Sur Facebook on échangeait avec des fans, on citait la dernière phrase de L’absolue perfection du crime.

La lumière s’était arrêtée pour nous, le disque orangé du soleil tombé aux trois quarts sous l’horizon, et les larmes sur mes yeux qui irisaient la mer. J’ai repris l’escalier, tranquillement, et je ne me suis pas retourné.

Puis arrive La disparition de Jim Sullivan.

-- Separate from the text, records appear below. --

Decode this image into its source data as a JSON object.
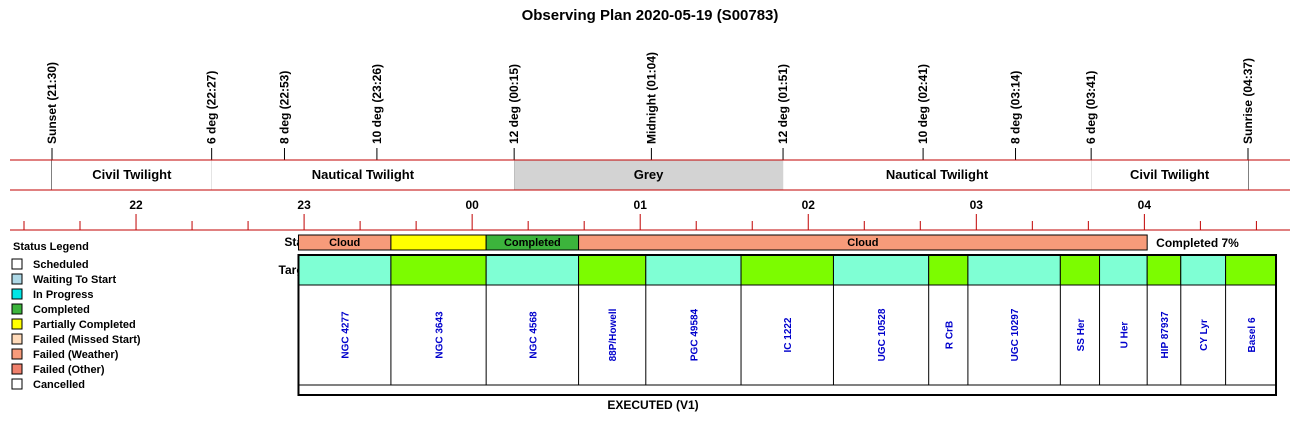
{
  "title": "Observing Plan 2020-05-19 (S00783)",
  "chart_data": {
    "type": "table",
    "time_axis": {
      "start": "21:30",
      "end": "04:37",
      "tick_labels": [
        "22",
        "23",
        "00",
        "01",
        "02",
        "03",
        "04"
      ]
    },
    "events": [
      {
        "label": "Sunset (21:30)",
        "time": "21:30"
      },
      {
        "label": "6 deg (22:27)",
        "time": "22:27"
      },
      {
        "label": "8 deg (22:53)",
        "time": "22:53"
      },
      {
        "label": "10 deg (23:26)",
        "time": "23:26"
      },
      {
        "label": "12 deg (00:15)",
        "time": "00:15"
      },
      {
        "label": "Midnight (01:04)",
        "time": "01:04"
      },
      {
        "label": "12 deg (01:51)",
        "time": "01:51"
      },
      {
        "label": "10 deg (02:41)",
        "time": "02:41"
      },
      {
        "label": "8 deg (03:14)",
        "time": "03:14"
      },
      {
        "label": "6 deg (03:41)",
        "time": "03:41"
      },
      {
        "label": "Sunrise (04:37)",
        "time": "04:37"
      }
    ],
    "bands": [
      {
        "label": "Civil Twilight",
        "start": "21:30",
        "end": "22:27",
        "color": "#ffffff"
      },
      {
        "label": "Nautical Twilight",
        "start": "22:27",
        "end": "00:15",
        "color": "#ffffff"
      },
      {
        "label": "Grey",
        "start": "00:15",
        "end": "01:51",
        "color": "#d3d3d3"
      },
      {
        "label": "Nautical Twilight",
        "start": "01:51",
        "end": "03:41",
        "color": "#ffffff"
      },
      {
        "label": "Civil Twilight",
        "start": "03:41",
        "end": "04:37",
        "color": "#ffffff"
      }
    ],
    "status_row": {
      "label": "Status",
      "completion": "Completed 7%",
      "segments": [
        {
          "label": "Cloud",
          "status": "Failed (Weather)",
          "start": "22:58",
          "end": "23:31",
          "color": "#f79b7a"
        },
        {
          "label": "",
          "status": "Partially Completed",
          "start": "23:31",
          "end": "00:05",
          "color": "#ffff00"
        },
        {
          "label": "Completed",
          "status": "Completed",
          "start": "00:05",
          "end": "00:38",
          "color": "#3cb43c"
        },
        {
          "label": "Cloud",
          "status": "Failed (Weather)",
          "start": "00:38",
          "end": "04:01",
          "color": "#f79b7a"
        }
      ]
    },
    "targets_row": {
      "label": "Targets",
      "items": [
        {
          "name": "NGC 4277",
          "start": "22:58",
          "end": "23:31",
          "color": "#7fffd4"
        },
        {
          "name": "NGC 3643",
          "start": "23:31",
          "end": "00:05",
          "color": "#7cfc00"
        },
        {
          "name": "NGC 4568",
          "start": "00:05",
          "end": "00:38",
          "color": "#7fffd4"
        },
        {
          "name": "88P/Howell",
          "start": "00:38",
          "end": "01:02",
          "color": "#7cfc00"
        },
        {
          "name": "PGC 49584",
          "start": "01:02",
          "end": "01:36",
          "color": "#7fffd4"
        },
        {
          "name": "IC 1222",
          "start": "01:36",
          "end": "02:09",
          "color": "#7cfc00"
        },
        {
          "name": "UGC 10528",
          "start": "02:09",
          "end": "02:43",
          "color": "#7fffd4"
        },
        {
          "name": "R CrB",
          "start": "02:43",
          "end": "02:57",
          "color": "#7cfc00"
        },
        {
          "name": "UGC 10297",
          "start": "02:57",
          "end": "03:30",
          "color": "#7fffd4"
        },
        {
          "name": "SS Her",
          "start": "03:30",
          "end": "03:44",
          "color": "#7cfc00"
        },
        {
          "name": "U Her",
          "start": "03:44",
          "end": "04:01",
          "color": "#7fffd4"
        },
        {
          "name": "HIP 87937",
          "start": "04:01",
          "end": "04:13",
          "color": "#7cfc00"
        },
        {
          "name": "CY Lyr",
          "start": "04:13",
          "end": "04:29",
          "color": "#7fffd4"
        },
        {
          "name": "Basel 6",
          "start": "04:29",
          "end": "04:47",
          "color": "#7cfc00"
        }
      ]
    },
    "footer": "EXECUTED (V1)"
  },
  "legend": {
    "title": "Status Legend",
    "items": [
      {
        "label": "Scheduled",
        "color": "#ffffff"
      },
      {
        "label": "Waiting To Start",
        "color": "#add8e6"
      },
      {
        "label": "In Progress",
        "color": "#00e5e5"
      },
      {
        "label": "Completed",
        "color": "#3cb43c"
      },
      {
        "label": "Partially Completed",
        "color": "#ffff00"
      },
      {
        "label": "Failed (Missed Start)",
        "color": "#ffdab9"
      },
      {
        "label": "Failed (Weather)",
        "color": "#f79b7a"
      },
      {
        "label": "Failed (Other)",
        "color": "#f0806c"
      },
      {
        "label": "Cancelled",
        "color": "#ffffff"
      }
    ]
  },
  "colors": {
    "axis_line": "#c00000",
    "target_text": "#0000cc"
  }
}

Mais ces dernières années, c’est vrai, j’ai fini par me dire que j’étais arrivé au bout de quelque chose, qu’après tout, mes histoires, elles auraient aussi leur place ailleurs, par exemple en Amérique, par exemple dans une cabane au bord d’un grand lac ou bien dans un motel sur l’autoroute 75, n’importe où pourvu que ça quelque chose se mette à bouger

Et là on sait tout de suite, mais vraiment tout de suite, que ça va être « crazy », qu’on va percevoir jusqu’à « trois mille deux cents éclats de mots » en même temps.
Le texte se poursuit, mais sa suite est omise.